I would like to determine the variance explained by random factors and slopes in a mixed model but am unsure if the analysis I use and my interpretation are correct. Furthermore, comparing models and analysing a mixed model with random slopes seem to give opposite conclusions, therefore I would like to know when to include random slopes? Below I give an overview of the analysis.
I tested three groups of 10 individuals twice in the same task.
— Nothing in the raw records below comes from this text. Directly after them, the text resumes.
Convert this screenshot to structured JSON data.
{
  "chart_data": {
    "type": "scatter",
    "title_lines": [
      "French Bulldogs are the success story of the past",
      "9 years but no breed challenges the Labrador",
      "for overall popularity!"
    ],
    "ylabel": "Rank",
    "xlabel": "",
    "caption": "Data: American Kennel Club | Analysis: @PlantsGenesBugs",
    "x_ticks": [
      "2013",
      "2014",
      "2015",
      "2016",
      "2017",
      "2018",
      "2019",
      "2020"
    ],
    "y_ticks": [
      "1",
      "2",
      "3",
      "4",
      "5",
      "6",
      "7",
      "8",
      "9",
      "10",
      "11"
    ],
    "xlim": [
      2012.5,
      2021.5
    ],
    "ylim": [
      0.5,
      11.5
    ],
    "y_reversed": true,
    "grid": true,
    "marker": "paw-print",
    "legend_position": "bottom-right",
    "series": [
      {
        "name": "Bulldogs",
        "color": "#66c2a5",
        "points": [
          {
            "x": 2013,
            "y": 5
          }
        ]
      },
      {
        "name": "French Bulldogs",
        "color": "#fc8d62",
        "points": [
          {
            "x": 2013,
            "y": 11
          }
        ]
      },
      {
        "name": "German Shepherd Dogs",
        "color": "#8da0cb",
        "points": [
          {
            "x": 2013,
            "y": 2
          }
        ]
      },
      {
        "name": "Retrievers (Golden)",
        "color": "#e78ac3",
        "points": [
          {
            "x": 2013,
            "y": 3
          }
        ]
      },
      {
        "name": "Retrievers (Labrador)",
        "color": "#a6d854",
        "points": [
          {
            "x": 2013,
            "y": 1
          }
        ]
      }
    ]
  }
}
As I expect individuals to differ in their response across the two tasks, I also include random slopes. The analysis I run is:
lme(behaviour ~ stage * group, random = ~ stage|ID, data=data)
Part of the output I get is the following:
Linear mixed-effects model fit by maximum likelihood
Data: data
AIC BIC logLik
-72.07494 -48.50785 46.03747
Random effects:
Formula: ~stage | ID
Structure: General positive-definite, Log-Cholesky parametrization
StdDev Corr
(Intercept) 0.12646601 (Intr)
stage2 0.12662159 -0.455
Residual 0.05714907
To calculate the variance I extract the SD of ID, slopes, and the residual variance as follows:
SD.ID <- (fm2$sigma * attr(corMatrix(fm2$modelStruct[[1]])[[1]],"stdDev"))[[1]]
SD.slope <- (fm2$sigma * attr(corMatrix(fm2$modelStruct[[1]])[[1]],"stdDev"))[[2]]
SD.residual <- fm2$sigma
And then calculate the percentage of variance explained:
(SD.ID/(SD.ID+SD.slope+SD.residual))*100
(SD.slope/(SD.ID+SD.slope+SD.residual))*100
In this case this seems to suggest: "individual ID and random slopes explained 40.8% and 40.8% repectively of the variance of behaviour".
Although this seems to suggest the random slopes explain a large part of the variance, it seems perhaps a more simple model without slopes is more appropriate:
fm1 <- lme(behaviour ~ stage * group, random = ~ stage|ID, data=data, method="ML")
fm0 <- lme(behaviour ~ stage * group, random = ~ 1|ID, data=data, method="ML")
anova(fm0,fm1)
since I get the following output:
Model df AIC BIC logLik Test L.Ratio p-value
fm0 1 8 -76.00947 -57.15580 46.00473
fm1 2 10 -72.07494 -48.50785 46.03747 1 vs 2 0.06547599 0.9678
Which to me seems to suggest the model with the random slope does not significantly better fit the data. This seems contrasting to the 40% of the variance that it seems to explain, as shown with the data above.
Furthermore, if I correlate the coefficients from model fm1, thus the intercept with the slope:
cor.test(fm1$coefficients[[2]][[1]][,1],fm1$coefficients[[2]][[1]][,2])
I get the following output:
Pearson's product-moment correlation
data: fm1$coefficients[[2]][[1]][, 1] and fm1$coefficients[[2]][[1]][, 2]
t = -2.6802, df = 37, p-value = 0.01092
alternative hypothesis: true correlation is not equal to 0
95 percent confidence interval:
-0.6376166 -0.1004855
sample estimates:
cor
-0.4032186
Which thus seems to suggest that individuals with lower initial behaviour scores change more in their behaviour over time. Therefore again I would think running the model with the slopes would make the most sense.
Thus, to repeat my question: how can I determine the variance explained by random factors and slopes in a mixed model and when do I know when to include random slopes?